Le droit de vote en prison ou l’échec de l’exercice de la citoyenneté en détention

le 30 Mai 2017

Aux termes de plusieurs recours et d’une campagne de mobilisation menée notamment par l’association Robin des Lois1, Jean-Jacques Urvoas, ancien garde des Sceaux, a annoncé le 5 mai 2017 qu’aucune expérimentation visant à installer des bureaux de vote dans un centre pénitentiaire ne serait effectuée, faute de temps et de base légale2.
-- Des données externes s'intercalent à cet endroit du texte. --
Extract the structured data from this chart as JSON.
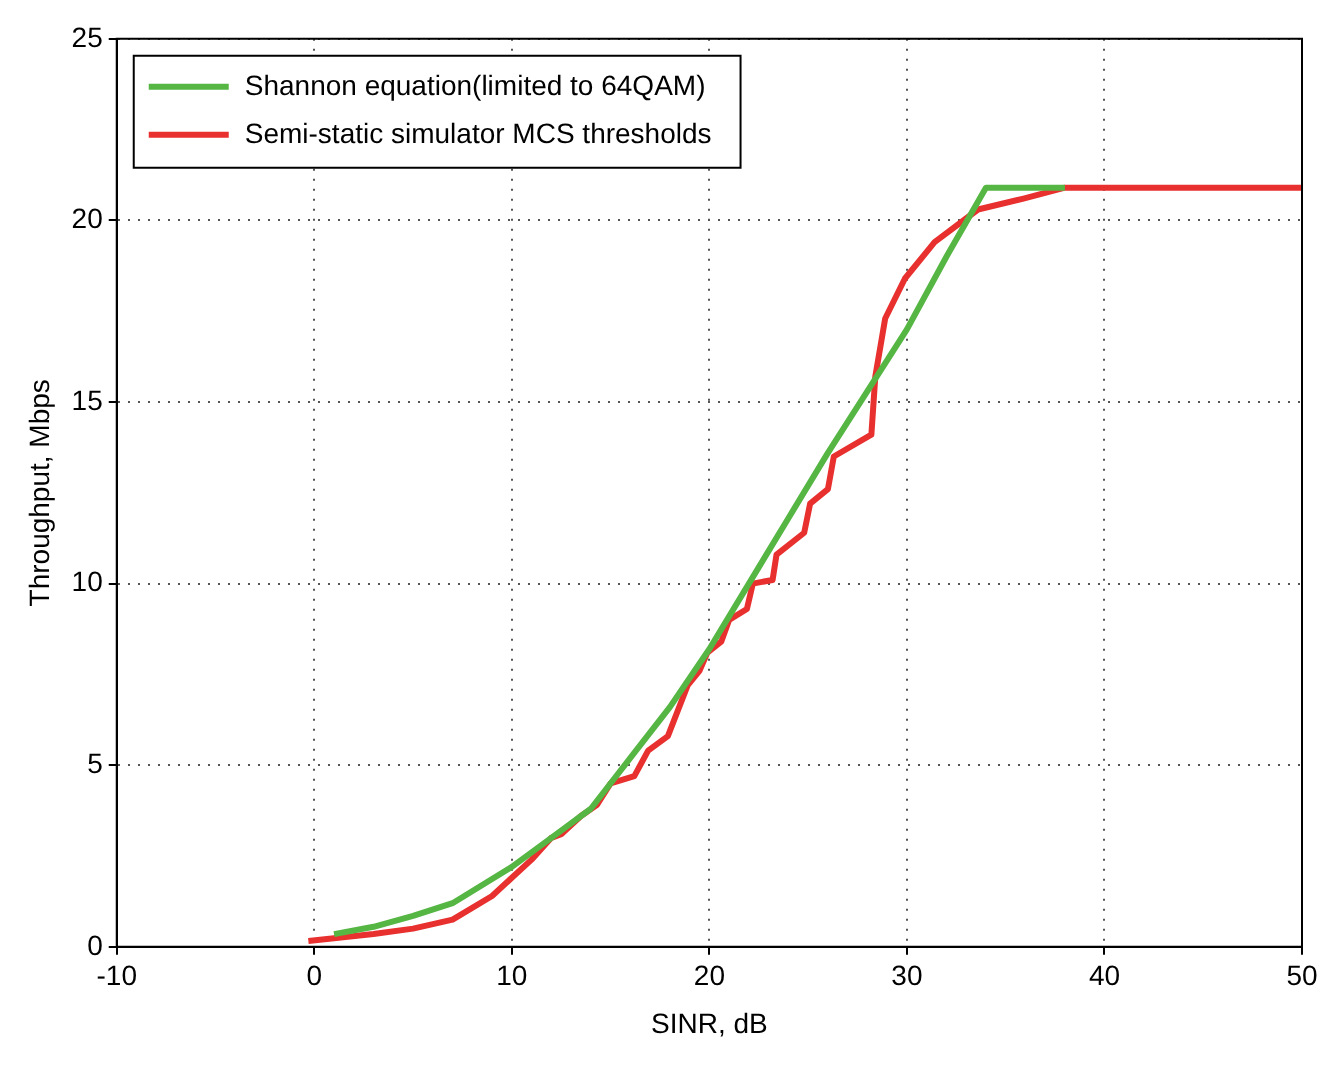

L’espoir était pourtant immense lorsqu’en mars dernier, l’ex-ministre de la justice s’était engagé à faire une étude de faisabilité pour une éventuelle expérimentation du droit de vote en prison3.

Cet engagement avait été pris à la suite de recours portés devant les juridictions administratives par l’association Robin des Lois. Si les deux recours administratifs déposés par l’association visant notamment à l’installation de bureaux de vote dans un établissement pénitentiaire ont échoué, ils ont eu pour mérite de pointer un état de fait inacceptable au regard de la législation française.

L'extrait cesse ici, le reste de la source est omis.